Global education on a personal scale
They come from around the globe, from rural areas and cities. Many have never been outside their own countries. And while all teach English, only a few are from countries where English is spoken regularly — making for an interesting variety of accents, dialects and perspectives, noted Dr. Christopher Frey, co-director of the BGSU Teaching Excellence and Achievement (TEA) Program in the College of Education and Human Development.
The bond of shared experience being forged among the 17 outstanding secondary language arts teachers, who have converged on BGSU for a six-week, intensive learning experience, and their hosts will make it hard to say goodbye, said Zahra Ailane, a high school teacher from Algeria. “I’ve already been wondering about how we’ll do that. We’ve learned a lot from each other,” she said.
Six area schools are also partnering with BGSU to welcome the visitors to observe and teach classes and interact with teachers and students. The international teachers have had home stays with partner-school teachers, BGSU faculty and the Bowling Green and Marion communities, and have visited Chicago, Columbus and Detroit. Their visit will culminate in a post-program debriefing in Washington, D.C.
The University and community will have the opportunity to meet and chat with the group at International Educator Night from 6-8 p.m. this evening (March 3) in the Multi-purpose Room at the Bowen-Thompson Student Union.
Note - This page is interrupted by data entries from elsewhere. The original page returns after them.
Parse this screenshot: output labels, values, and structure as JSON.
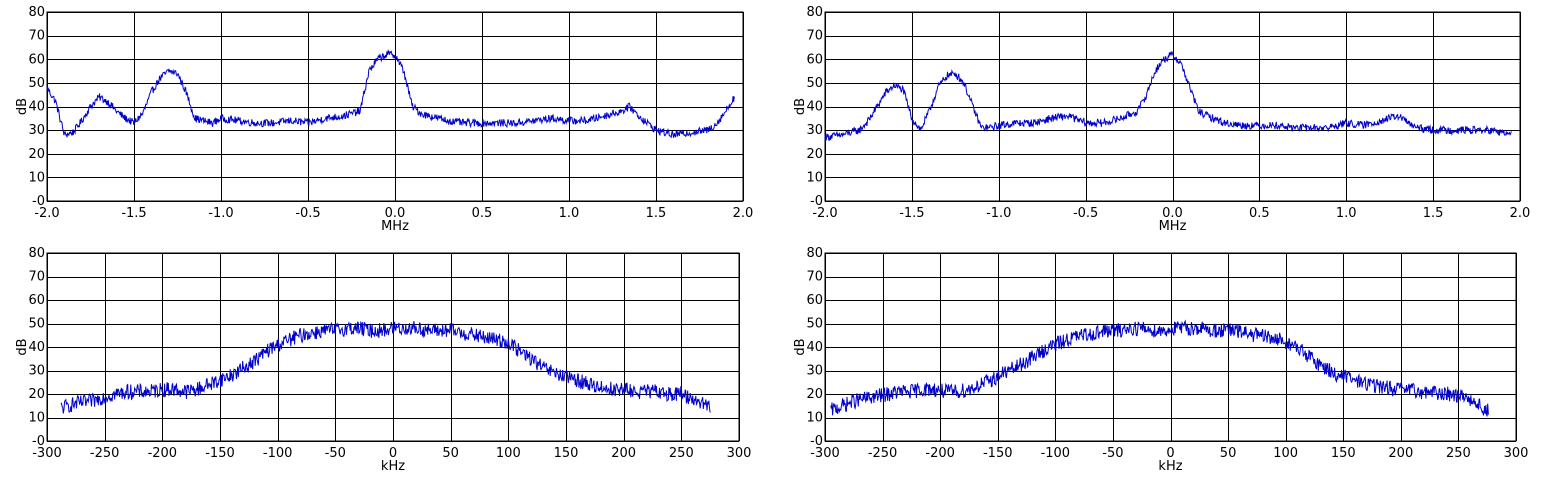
{
  "colors": {
    "trace": "#0000cc",
    "grid": "#000000",
    "background": "#ffffff"
  },
  "chart_data": [
    {
      "type": "line",
      "xlabel": "MHz",
      "ylabel": "dB",
      "xlim": [
        -2.0,
        2.0
      ],
      "ylim": [
        0,
        80
      ],
      "xticks": [
        -2.0,
        -1.5,
        -1.0,
        -0.5,
        0.0,
        0.5,
        1.0,
        1.5,
        2.0
      ],
      "xtick_labels": [
        "-2.0",
        "-1.5",
        "-1.0",
        "-0.5",
        "0.0",
        "0.5",
        "1.0",
        "1.5",
        "2.0"
      ],
      "yticks": [
        0,
        10,
        20,
        30,
        40,
        50,
        60,
        70,
        80
      ],
      "ytick_labels": [
        "-0",
        "10",
        "20",
        "30",
        "40",
        "50",
        "60",
        "70",
        "80"
      ],
      "grid": true,
      "series": [
        {
          "x": [
            -2.0,
            -1.95,
            -1.9,
            -1.85,
            -1.8,
            -1.75,
            -1.7,
            -1.65,
            -1.6,
            -1.55,
            -1.5,
            -1.45,
            -1.4,
            -1.35,
            -1.3,
            -1.25,
            -1.2,
            -1.15,
            -1.1,
            -1.05,
            -1.0,
            -0.9,
            -0.8,
            -0.7,
            -0.6,
            -0.5,
            -0.4,
            -0.3,
            -0.2,
            -0.15,
            -0.1,
            -0.05,
            0.0,
            0.05,
            0.1,
            0.15,
            0.2,
            0.3,
            0.4,
            0.5,
            0.6,
            0.7,
            0.8,
            0.9,
            1.0,
            1.1,
            1.2,
            1.3,
            1.35,
            1.4,
            1.5,
            1.6,
            1.7,
            1.8,
            1.85,
            1.9,
            1.95
          ],
          "y": [
            48,
            42,
            28,
            29,
            34,
            40,
            44,
            42,
            38,
            35,
            33,
            37,
            46,
            52,
            55,
            54,
            46,
            35,
            34,
            33,
            35,
            34,
            33,
            33,
            34,
            33,
            35,
            36,
            38,
            55,
            60,
            62,
            62,
            55,
            40,
            37,
            36,
            34,
            33,
            33,
            33,
            33,
            34,
            35,
            34,
            34,
            36,
            38,
            40,
            36,
            30,
            28,
            29,
            30,
            33,
            38,
            44
          ]
        }
      ]
    },
    {
      "type": "line",
      "xlabel": "MHz",
      "ylabel": "dB",
      "xlim": [
        -2.0,
        2.0
      ],
      "ylim": [
        0,
        80
      ],
      "xticks": [
        -2.0,
        -1.5,
        -1.0,
        -0.5,
        0.0,
        0.5,
        1.0,
        1.5,
        2.0
      ],
      "xtick_labels": [
        "-2.0",
        "-1.5",
        "-1.0",
        "-0.5",
        "0.0",
        "0.5",
        "1.0",
        "1.5",
        "2.0"
      ],
      "yticks": [
        0,
        10,
        20,
        30,
        40,
        50,
        60,
        70,
        80
      ],
      "ytick_labels": [
        "-0",
        "10",
        "20",
        "30",
        "40",
        "50",
        "60",
        "70",
        "80"
      ],
      "grid": true,
      "series": [
        {
          "x": [
            -2.0,
            -1.9,
            -1.8,
            -1.75,
            -1.7,
            -1.65,
            -1.6,
            -1.55,
            -1.5,
            -1.45,
            -1.4,
            -1.35,
            -1.3,
            -1.25,
            -1.2,
            -1.15,
            -1.1,
            -1.05,
            -1.0,
            -0.9,
            -0.8,
            -0.7,
            -0.6,
            -0.5,
            -0.4,
            -0.3,
            -0.2,
            -0.15,
            -0.1,
            -0.05,
            0.0,
            0.05,
            0.1,
            0.15,
            0.2,
            0.3,
            0.4,
            0.5,
            0.6,
            0.7,
            0.8,
            0.9,
            1.0,
            1.1,
            1.2,
            1.3,
            1.4,
            1.5,
            1.6,
            1.7,
            1.8,
            1.9,
            1.95
          ],
          "y": [
            27,
            28,
            30,
            34,
            40,
            46,
            49,
            47,
            35,
            30,
            38,
            48,
            53,
            54,
            50,
            40,
            31,
            31,
            32,
            33,
            33,
            35,
            36,
            33,
            33,
            35,
            38,
            45,
            55,
            60,
            62,
            58,
            48,
            38,
            36,
            33,
            32,
            32,
            32,
            31,
            31,
            31,
            33,
            32,
            34,
            36,
            31,
            30,
            30,
            30,
            30,
            29,
            28
          ]
        }
      ]
    },
    {
      "type": "line",
      "xlabel": "kHz",
      "ylabel": "dB",
      "xlim": [
        -300,
        300
      ],
      "ylim": [
        0,
        80
      ],
      "xticks": [
        -300,
        -250,
        -200,
        -150,
        -100,
        -50,
        0,
        50,
        100,
        150,
        200,
        250,
        300
      ],
      "xtick_labels": [
        "-300",
        "-250",
        "-200",
        "-150",
        "-100",
        "-50",
        "0",
        "50",
        "100",
        "150",
        "200",
        "250",
        "300"
      ],
      "yticks": [
        0,
        10,
        20,
        30,
        40,
        50,
        60,
        70,
        80
      ],
      "ytick_labels": [
        "-0",
        "10",
        "20",
        "30",
        "40",
        "50",
        "60",
        "70",
        "80"
      ],
      "grid": true,
      "series": [
        {
          "x": [
            -288,
            -275,
            -260,
            -250,
            -240,
            -230,
            -220,
            -210,
            -200,
            -190,
            -180,
            -170,
            -160,
            -150,
            -140,
            -130,
            -120,
            -110,
            -100,
            -90,
            -80,
            -70,
            -60,
            -50,
            -40,
            -30,
            -20,
            -10,
            0,
            10,
            20,
            30,
            40,
            50,
            60,
            70,
            80,
            90,
            100,
            110,
            120,
            130,
            140,
            150,
            160,
            170,
            180,
            190,
            200,
            210,
            220,
            230,
            240,
            250,
            260,
            270,
            275
          ],
          "y": [
            14,
            16,
            17,
            19,
            20,
            21,
            21,
            21,
            22,
            22,
            21,
            22,
            24,
            26,
            28,
            31,
            34,
            38,
            41,
            43,
            45,
            46,
            47,
            47,
            48,
            48,
            47,
            47,
            48,
            48,
            48,
            47,
            47,
            47,
            46,
            45,
            44,
            43,
            42,
            38,
            35,
            31,
            29,
            27,
            26,
            24,
            23,
            22,
            22,
            21,
            21,
            21,
            20,
            20,
            18,
            16,
            14
          ]
        }
      ]
    },
    {
      "type": "line",
      "xlabel": "kHz",
      "ylabel": "dB",
      "xlim": [
        -300,
        300
      ],
      "ylim": [
        0,
        80
      ],
      "xticks": [
        -300,
        -250,
        -200,
        -150,
        -100,
        -50,
        0,
        50,
        100,
        150,
        200,
        250,
        300
      ],
      "xtick_labels": [
        "-300",
        "-250",
        "-200",
        "-150",
        "-100",
        "-50",
        "0",
        "50",
        "100",
        "150",
        "200",
        "250",
        "300"
      ],
      "yticks": [
        0,
        10,
        20,
        30,
        40,
        50,
        60,
        70,
        80
      ],
      "ytick_labels": [
        "-0",
        "10",
        "20",
        "30",
        "40",
        "50",
        "60",
        "70",
        "80"
      ],
      "grid": true,
      "series": [
        {
          "x": [
            -295,
            -285,
            -275,
            -265,
            -255,
            -245,
            -235,
            -225,
            -215,
            -205,
            -195,
            -185,
            -175,
            -165,
            -155,
            -145,
            -135,
            -125,
            -115,
            -105,
            -95,
            -85,
            -75,
            -65,
            -55,
            -45,
            -35,
            -25,
            -15,
            -5,
            5,
            15,
            25,
            35,
            45,
            55,
            65,
            75,
            85,
            95,
            105,
            115,
            125,
            135,
            145,
            155,
            165,
            175,
            185,
            195,
            205,
            215,
            225,
            235,
            245,
            255,
            265,
            272,
            276
          ],
          "y": [
            13,
            15,
            17,
            18,
            19,
            20,
            21,
            21,
            22,
            22,
            21,
            21,
            22,
            24,
            26,
            29,
            31,
            34,
            37,
            40,
            42,
            44,
            45,
            46,
            47,
            47,
            48,
            48,
            47,
            47,
            48,
            48,
            48,
            47,
            47,
            47,
            46,
            45,
            44,
            43,
            41,
            38,
            34,
            31,
            28,
            27,
            25,
            24,
            23,
            22,
            22,
            21,
            21,
            20,
            20,
            19,
            17,
            13,
            13
          ]
        }
      ]
    }
  ]
}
Hosting will be the BGSU International Democratic Education Institute (IDEI), the Office of Multicultural Affairs and the Northwest Ohio World Affairs Council. Another get-together will be held at Eastwood Junior High School on March 11.
This is the second time BGSU has hosted an International Research and Education Board (IREX) group; last year focused on science and English teachers. This year, BGSU is providing the experience with the overarching theme of “Gender Equity and Gender-inclusive Approaches to Teaching and Learning.” The theme is embedded throughout the series of workshops and seminars, said Dr. Sharon Subreenduth, a School of Teaching and Learning faculty member, co-director of IDEI, and director of the IREX-TEA Program at BGSU.
“We have developed a customized program for our TEA fellows,” she said. “Also, we are the only institution that is offering this specific focus on gender, so we are serving as a pilot for the IREX organization as they will likely utilize this focus for future TEA programs.”
TEA fellows utilize multiple readings and engage in activities as a way to reflect on and analyze their own experiences related to gender dynamics in their classrooms, educational and societal culture in general as well as educational policy and social media.
“Bringing a diverse group of seasoned educators onto campus to interact with faculty and students has been invaluable for us to learn more about what is possible and good about education here and abroad,” said Frey, School of Educational Foundations, Leadership and Policy Studies.
The group has movingly heard from one of the teachers about the duress schools in his country face when confronted by drug gangs demanding extortion money, about the challenges facing both girls and boys in some countries over being able to continue attending school, and the danger of even teaching English in some places, where some see it as an unwanted foreign presence. Or simply about having to teach 60-100 students with few of the materials an American teacher would take for granted.
“And yet they work around obstacles and continue being very good teachers,” Frey said.
There have been overturned assumptions in the other direction, as well. Ailane said she was surprised to learn that not all children in the U.S. have Internet in their homes, as in Algeria they do. But there is greater use of technology in local classrooms here, she said, while it is mainly available to science and math teachers in her school. And though she finds U.S. classrooms to be “much noisier,” the teaching methodology is very similar.
The collaborative TEA Program is sponsored by the Bureau of Educational and Cultural Affairs of the U.S. Department of State and administered by IREX, a nongovernmental organization. It is implemented at BGSU by IDEI.
The goal is for the teachers to adapt what they learn here, not only from BGSU but more importantly from each other, and find culturally authentic ways to share and implement when they return to their home countries, Subreenduth said.
The 2014 IREX-TEA Cohort consists of English educators from Yemen, Vietnam, Uzbekistan, Ukraine, Senegal, Nigeria, Nepal, Jordan, Iraq, India, Honduras, Ethiopia, Côte d’Ivoire, Colombia, Cambodia, Bangladesh and Algeria.